The Asahi Shimbun, The Mainichi and The Sankei cited the presence of China, which is increasingly wielding its influence over the Asia-Pacific region, as a reason why the TPP negotiations must be concluded soon.


“This region provides a theater for the two major powers—the United States and China—to compete each other. The TPP has played a role of stimulating and leading trade negotiations in which China is involved, such as those for the Regional Comprehensive Economic Partnership and the Japan-China-South Korea free trade accord,” The Asahi said. “A failure to conclude TPP negotiations cannot be condoned if these nations want to draw China closer to their side and, thereby, ensure the prosperity and peace of the Asia-Pacific region.”


The Mainichi also said: “The TPP is also designed to check China. China is rapidly boosting its influence in the Asia-Pacific region. It is important to establish fair and transparent trade rules with the TPP.” The Sankei said that “(the TPP) has a strategic significance of countering China, which is strengthening its influence both militarily and economically in this region.”


■ Weighty responsibilities for Japan and the U.S.

 The newspapers discussed how best to respond the stalemate and bring TPP negotiations to a successful conclusion.


The Asahi said, “It might be a good opportunity for Japan—the second largest economy among the TPP participating members after the United States—to play a key role at this juncture,” urging TPP Minister Akira Amari to exercise leadership in scheduling the next ministerial meeting and pushing working-level talks forward.


The four other dailies, meanwhile, stressed how weighty the responsibilities of Japan and the United States are in striving to seal a TPP deal.

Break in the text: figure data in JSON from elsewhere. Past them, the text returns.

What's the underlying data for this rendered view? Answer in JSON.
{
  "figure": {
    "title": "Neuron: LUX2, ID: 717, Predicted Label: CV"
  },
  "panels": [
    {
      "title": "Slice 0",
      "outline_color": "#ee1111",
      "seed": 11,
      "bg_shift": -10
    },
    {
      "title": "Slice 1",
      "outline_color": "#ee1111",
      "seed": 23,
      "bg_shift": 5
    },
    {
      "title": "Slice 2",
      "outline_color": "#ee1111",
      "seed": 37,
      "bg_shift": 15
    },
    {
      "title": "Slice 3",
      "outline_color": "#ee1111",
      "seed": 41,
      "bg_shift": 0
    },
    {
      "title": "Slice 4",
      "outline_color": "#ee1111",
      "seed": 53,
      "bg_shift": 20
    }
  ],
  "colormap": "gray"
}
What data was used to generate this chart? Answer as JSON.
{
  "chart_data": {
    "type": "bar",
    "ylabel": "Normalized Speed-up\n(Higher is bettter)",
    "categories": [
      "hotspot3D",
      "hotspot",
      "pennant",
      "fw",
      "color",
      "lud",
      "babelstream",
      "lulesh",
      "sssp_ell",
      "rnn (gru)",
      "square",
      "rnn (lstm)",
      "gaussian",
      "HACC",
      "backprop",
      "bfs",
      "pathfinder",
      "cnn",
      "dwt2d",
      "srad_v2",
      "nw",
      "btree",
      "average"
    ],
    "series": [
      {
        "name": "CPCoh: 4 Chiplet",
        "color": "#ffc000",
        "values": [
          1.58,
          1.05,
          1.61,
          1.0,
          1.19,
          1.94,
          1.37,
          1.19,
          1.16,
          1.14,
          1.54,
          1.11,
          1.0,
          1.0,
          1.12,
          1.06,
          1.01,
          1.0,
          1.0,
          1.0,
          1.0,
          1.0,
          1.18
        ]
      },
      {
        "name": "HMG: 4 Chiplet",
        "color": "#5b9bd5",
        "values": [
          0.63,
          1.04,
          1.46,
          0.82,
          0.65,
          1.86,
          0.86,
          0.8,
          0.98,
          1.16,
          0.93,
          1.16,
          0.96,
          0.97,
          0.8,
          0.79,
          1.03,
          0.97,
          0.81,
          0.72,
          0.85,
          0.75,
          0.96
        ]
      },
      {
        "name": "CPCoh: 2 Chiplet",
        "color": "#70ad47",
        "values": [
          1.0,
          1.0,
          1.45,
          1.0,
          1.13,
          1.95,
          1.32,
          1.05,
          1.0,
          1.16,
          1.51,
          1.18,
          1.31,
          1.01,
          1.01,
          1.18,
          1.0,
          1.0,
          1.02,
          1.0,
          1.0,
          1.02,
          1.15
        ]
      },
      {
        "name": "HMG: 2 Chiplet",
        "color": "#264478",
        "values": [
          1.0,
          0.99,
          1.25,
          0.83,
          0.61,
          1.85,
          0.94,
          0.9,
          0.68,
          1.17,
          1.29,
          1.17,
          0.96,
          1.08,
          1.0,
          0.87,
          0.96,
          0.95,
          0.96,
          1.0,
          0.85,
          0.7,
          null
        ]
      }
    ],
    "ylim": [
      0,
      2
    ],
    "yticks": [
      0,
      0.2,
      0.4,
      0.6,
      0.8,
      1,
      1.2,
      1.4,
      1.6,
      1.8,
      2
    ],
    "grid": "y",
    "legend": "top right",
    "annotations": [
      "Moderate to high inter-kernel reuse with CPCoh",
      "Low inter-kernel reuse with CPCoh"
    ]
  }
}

 “It is essential for Japan and the United States to prioritize securing the benefits of the whole bloc, rather than sticking to their narrow national interests,” The Nikkei said.


The Yomiuri said “It is necessary for the countries centering around Japan and the United States, which are leading the negotiations, to continue having level-headed, constructive talks,” while The Sankei said “Negotiations must not be allowed to go adrift. Japan and the U.S. must renew their commitment and exercise leadership to reach a deal.”


The Mainichi concluded its editorial by saying: “Negotiations thus far narrowed down the issues to be resolved. But the negotiating countries will be walking a tightrope trying to reach a deal [before the political season starts in these nations]. In particular, the responsibilities of Japan and the United States, whose economies are on much larger scales than others’, are heavy. They should lead negotiations to prod participating nations to make mutual concessions.”


*English translations of The Yomiuri are from The Japan News. Those for The Asahi, The Mainichi, The Nikkei and The Sankei are provisional. The content of this page was made by the Foreign Press Center of Japan and does not reflect the opinion of the Japanese Government or any other organization.